23 janvier 2017, Jean-François Nadeau, Actualités en société, Chroniques
Les patrons ne sont pas assez payés. On le sait. Ils ne le sont pas assez parce que, bien entendu, ils sont irremplaçables.
En vertu de quoi ces grands patrons, tous si doués, devraient-ils accepter de travailler pour moins que quelques millions de dollars par année ?
Même une fois qu’ils sont partis, on continue pour cette raison de les payer comme s’ils venaient d’arriver. L’ex-patron de Volkswagen, viré à cause de la tricherie que l’on sait, touche désormais, à titre de retraite, la bagatelle de 4400 $ par jour.
En somme, ce n’est que justice si huit hommes possèdent désormais autant de richesses à eux seuls que la moitié la plus pauvre de la planète : voilà le fruit légitime de leur dur labeur.
Chez nous, les deux milliardaires que sont le baron David Thomson et Gordon Weston cumulent à eux deux la richesse possédée par les 11 millions de Canadiens les plus pauvres. Repassez-leur vite le gâteau : ils en prendront volontiers une autre part bien méritée.
À compter du 1er mai, fête de tous les travailleurs qui suent et qui puent, le salaire minimum sera de 11,25 $. Une augmentation de cinquante sous. À raison de 40 heures de travail par semaine, cela donne la rondelette somme de 23 400 $ par année.
Après combien de fois ce revenu annuel celui d’un grand patron devient-il indécent ? Cent fois ? Mille fois ? Il n’est jamais question de cela. Après tout, il est beaucoup plus simple de calculer qu’il faut blâmer les gens pauvres d’en vouloir plus.
Il y a plus d’un siècle, au moment où l’on discutait de l’opportunité de limiter la semaine de travail à 40 heures, les grands patrons hurlaient déjà parce qu’on menaçait leur butin de captateurs de valeurs. Les conséquences immédiates prévues de la semaine de 40 heures, selon une affiche patronale française de 1936 ? « Bien-être amoindri, prix de revient majorés, chômage, mévente, misère, vie plus chère ». La peste et le choléra aussi, peut-être ?
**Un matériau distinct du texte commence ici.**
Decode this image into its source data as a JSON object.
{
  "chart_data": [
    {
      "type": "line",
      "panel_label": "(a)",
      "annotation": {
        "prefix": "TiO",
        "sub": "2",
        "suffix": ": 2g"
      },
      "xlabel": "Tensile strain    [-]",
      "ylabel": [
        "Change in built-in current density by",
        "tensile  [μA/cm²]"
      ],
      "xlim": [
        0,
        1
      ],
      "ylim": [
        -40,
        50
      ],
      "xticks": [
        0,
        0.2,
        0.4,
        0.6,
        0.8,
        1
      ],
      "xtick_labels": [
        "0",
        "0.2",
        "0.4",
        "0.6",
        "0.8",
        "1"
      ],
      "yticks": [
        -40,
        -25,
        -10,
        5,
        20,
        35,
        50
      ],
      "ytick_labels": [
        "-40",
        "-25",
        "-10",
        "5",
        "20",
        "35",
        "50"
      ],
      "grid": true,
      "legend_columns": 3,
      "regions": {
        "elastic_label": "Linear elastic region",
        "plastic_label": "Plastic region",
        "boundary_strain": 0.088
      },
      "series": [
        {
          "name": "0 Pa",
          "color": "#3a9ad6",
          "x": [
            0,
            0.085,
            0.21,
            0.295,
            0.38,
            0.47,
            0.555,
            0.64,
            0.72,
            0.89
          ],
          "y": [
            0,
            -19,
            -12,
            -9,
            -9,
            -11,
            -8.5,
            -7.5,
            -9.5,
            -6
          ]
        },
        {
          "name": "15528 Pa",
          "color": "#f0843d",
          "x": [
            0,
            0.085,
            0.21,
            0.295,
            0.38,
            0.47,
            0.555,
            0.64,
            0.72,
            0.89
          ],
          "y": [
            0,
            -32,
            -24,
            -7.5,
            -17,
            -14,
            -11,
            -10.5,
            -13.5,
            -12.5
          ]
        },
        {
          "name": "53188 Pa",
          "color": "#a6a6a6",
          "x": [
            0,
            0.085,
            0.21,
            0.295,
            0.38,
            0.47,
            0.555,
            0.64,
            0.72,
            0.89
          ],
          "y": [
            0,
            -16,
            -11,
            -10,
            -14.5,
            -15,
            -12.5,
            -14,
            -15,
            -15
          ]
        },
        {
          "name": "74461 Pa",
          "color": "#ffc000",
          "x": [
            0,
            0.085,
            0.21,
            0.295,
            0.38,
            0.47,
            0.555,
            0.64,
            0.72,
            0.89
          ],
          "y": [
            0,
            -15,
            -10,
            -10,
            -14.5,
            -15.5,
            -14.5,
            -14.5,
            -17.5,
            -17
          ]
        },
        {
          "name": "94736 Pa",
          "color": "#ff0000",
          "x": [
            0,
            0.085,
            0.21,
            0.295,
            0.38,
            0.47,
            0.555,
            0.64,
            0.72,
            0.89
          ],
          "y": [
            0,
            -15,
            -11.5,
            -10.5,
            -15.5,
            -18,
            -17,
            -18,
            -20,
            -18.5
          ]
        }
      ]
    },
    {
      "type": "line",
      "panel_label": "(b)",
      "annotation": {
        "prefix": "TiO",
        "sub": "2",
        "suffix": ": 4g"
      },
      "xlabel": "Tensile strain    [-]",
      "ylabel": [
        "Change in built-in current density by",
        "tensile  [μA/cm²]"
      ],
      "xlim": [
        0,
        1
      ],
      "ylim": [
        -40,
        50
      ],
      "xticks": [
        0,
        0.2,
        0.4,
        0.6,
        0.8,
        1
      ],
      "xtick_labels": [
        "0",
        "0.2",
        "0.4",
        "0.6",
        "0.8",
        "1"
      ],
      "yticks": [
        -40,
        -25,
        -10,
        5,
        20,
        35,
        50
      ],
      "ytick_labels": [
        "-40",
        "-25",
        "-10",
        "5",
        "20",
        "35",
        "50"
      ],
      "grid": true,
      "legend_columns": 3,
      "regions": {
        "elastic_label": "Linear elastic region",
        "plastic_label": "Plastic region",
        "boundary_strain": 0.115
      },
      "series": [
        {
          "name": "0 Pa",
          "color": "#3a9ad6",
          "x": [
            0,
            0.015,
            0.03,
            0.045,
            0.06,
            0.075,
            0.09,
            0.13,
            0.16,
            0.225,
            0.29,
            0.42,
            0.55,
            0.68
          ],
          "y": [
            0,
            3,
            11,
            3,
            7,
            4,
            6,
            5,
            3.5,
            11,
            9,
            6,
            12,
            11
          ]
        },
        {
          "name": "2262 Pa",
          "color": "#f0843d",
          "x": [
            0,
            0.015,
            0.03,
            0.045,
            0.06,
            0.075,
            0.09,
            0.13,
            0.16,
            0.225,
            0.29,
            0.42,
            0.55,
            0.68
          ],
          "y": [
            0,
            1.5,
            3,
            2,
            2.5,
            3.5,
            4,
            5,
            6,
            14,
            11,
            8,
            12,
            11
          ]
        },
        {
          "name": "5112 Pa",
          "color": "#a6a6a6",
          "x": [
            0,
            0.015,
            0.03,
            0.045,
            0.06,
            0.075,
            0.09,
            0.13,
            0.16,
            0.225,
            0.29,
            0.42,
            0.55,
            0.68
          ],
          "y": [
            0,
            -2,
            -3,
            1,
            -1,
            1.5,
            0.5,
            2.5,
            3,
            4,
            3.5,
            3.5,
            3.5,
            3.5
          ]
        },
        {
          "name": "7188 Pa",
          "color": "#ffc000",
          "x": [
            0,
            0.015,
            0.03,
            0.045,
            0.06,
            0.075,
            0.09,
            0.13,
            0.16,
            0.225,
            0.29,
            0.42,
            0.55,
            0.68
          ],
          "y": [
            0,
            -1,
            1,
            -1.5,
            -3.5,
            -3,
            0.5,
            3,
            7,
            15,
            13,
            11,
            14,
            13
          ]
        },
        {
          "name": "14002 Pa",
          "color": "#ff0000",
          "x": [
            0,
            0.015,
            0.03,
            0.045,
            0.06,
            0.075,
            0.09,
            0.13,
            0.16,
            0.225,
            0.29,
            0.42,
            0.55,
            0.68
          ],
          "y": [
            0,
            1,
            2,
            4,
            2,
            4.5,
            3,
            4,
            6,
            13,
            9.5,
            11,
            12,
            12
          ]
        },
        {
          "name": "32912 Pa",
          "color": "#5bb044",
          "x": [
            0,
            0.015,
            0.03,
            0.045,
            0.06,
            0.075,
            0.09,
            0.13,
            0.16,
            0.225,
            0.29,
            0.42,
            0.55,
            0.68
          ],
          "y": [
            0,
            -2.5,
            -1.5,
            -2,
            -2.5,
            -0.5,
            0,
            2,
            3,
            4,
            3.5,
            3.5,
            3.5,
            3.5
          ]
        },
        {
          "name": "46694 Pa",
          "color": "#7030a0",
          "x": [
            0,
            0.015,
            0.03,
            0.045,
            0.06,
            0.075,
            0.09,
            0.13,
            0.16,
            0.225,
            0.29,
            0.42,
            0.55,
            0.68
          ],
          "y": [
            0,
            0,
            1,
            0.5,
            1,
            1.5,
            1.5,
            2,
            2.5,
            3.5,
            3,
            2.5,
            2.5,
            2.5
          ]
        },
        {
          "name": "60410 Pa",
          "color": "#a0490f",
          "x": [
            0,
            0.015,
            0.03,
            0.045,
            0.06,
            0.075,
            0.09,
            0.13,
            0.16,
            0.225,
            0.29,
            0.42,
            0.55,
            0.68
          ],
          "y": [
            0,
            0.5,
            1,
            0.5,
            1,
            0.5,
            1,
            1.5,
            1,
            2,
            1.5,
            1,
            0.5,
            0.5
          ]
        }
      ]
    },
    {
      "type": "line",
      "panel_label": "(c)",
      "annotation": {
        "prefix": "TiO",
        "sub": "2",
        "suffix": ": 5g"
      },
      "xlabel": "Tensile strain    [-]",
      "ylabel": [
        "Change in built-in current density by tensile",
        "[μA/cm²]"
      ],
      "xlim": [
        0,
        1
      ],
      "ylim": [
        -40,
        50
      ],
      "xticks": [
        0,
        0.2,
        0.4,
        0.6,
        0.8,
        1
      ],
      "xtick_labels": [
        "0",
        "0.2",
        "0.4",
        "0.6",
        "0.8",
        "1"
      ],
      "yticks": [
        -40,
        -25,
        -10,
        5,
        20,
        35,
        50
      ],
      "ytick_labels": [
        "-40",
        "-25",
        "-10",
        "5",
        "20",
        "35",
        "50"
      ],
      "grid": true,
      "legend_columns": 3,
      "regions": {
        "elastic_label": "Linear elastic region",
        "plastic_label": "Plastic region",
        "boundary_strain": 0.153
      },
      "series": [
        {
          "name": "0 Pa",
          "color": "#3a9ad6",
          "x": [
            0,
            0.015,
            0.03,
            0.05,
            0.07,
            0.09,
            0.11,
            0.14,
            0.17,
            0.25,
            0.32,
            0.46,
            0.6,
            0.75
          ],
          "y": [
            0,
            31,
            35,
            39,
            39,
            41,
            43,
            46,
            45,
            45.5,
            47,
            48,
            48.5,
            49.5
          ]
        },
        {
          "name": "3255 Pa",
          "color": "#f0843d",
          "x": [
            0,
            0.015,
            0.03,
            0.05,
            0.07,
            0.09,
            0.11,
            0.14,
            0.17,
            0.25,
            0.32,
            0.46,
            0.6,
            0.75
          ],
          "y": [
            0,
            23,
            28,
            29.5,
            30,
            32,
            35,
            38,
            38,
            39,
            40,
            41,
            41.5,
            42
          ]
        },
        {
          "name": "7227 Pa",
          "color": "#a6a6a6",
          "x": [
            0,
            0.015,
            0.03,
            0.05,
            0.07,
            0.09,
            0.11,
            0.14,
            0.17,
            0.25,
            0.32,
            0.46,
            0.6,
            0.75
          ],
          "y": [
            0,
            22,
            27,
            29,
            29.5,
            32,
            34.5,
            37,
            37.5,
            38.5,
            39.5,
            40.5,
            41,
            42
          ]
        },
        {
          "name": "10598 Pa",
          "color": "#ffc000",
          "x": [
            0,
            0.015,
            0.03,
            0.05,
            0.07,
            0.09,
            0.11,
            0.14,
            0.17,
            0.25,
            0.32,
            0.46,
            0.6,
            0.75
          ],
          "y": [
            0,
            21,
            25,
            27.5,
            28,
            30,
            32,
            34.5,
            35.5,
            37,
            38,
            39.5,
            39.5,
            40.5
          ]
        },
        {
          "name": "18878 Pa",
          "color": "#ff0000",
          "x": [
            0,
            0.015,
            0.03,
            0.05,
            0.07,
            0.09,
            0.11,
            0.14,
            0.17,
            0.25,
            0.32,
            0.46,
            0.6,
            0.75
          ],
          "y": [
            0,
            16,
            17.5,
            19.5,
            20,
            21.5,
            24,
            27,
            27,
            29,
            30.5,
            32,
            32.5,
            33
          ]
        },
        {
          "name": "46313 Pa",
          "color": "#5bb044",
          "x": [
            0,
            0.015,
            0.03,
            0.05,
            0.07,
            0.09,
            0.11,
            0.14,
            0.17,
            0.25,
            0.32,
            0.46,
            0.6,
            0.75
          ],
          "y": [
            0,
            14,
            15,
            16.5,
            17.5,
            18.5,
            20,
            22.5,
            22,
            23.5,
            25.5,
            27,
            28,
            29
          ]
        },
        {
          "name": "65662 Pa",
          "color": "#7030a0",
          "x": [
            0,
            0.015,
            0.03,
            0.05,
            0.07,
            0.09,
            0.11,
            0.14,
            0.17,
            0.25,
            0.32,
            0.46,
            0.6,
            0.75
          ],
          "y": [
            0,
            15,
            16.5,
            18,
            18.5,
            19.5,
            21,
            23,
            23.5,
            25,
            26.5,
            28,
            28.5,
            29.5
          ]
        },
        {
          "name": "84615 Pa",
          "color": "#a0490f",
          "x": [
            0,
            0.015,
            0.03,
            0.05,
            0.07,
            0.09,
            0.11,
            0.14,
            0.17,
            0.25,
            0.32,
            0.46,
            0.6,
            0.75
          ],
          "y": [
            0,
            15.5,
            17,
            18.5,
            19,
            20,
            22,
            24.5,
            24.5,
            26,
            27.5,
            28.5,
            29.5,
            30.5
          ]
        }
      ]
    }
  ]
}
Cette incapacité à imaginer la société autrement qu’avec de gros possédants à son sommet justifie aujourd’hui la déshumanisation qui préside aux discours de l’austérité.
À défaut de vouloir considérer les inégalités comme un problème collectif, tout est ramené à de simples questions de finances personnelles et de choix individuels.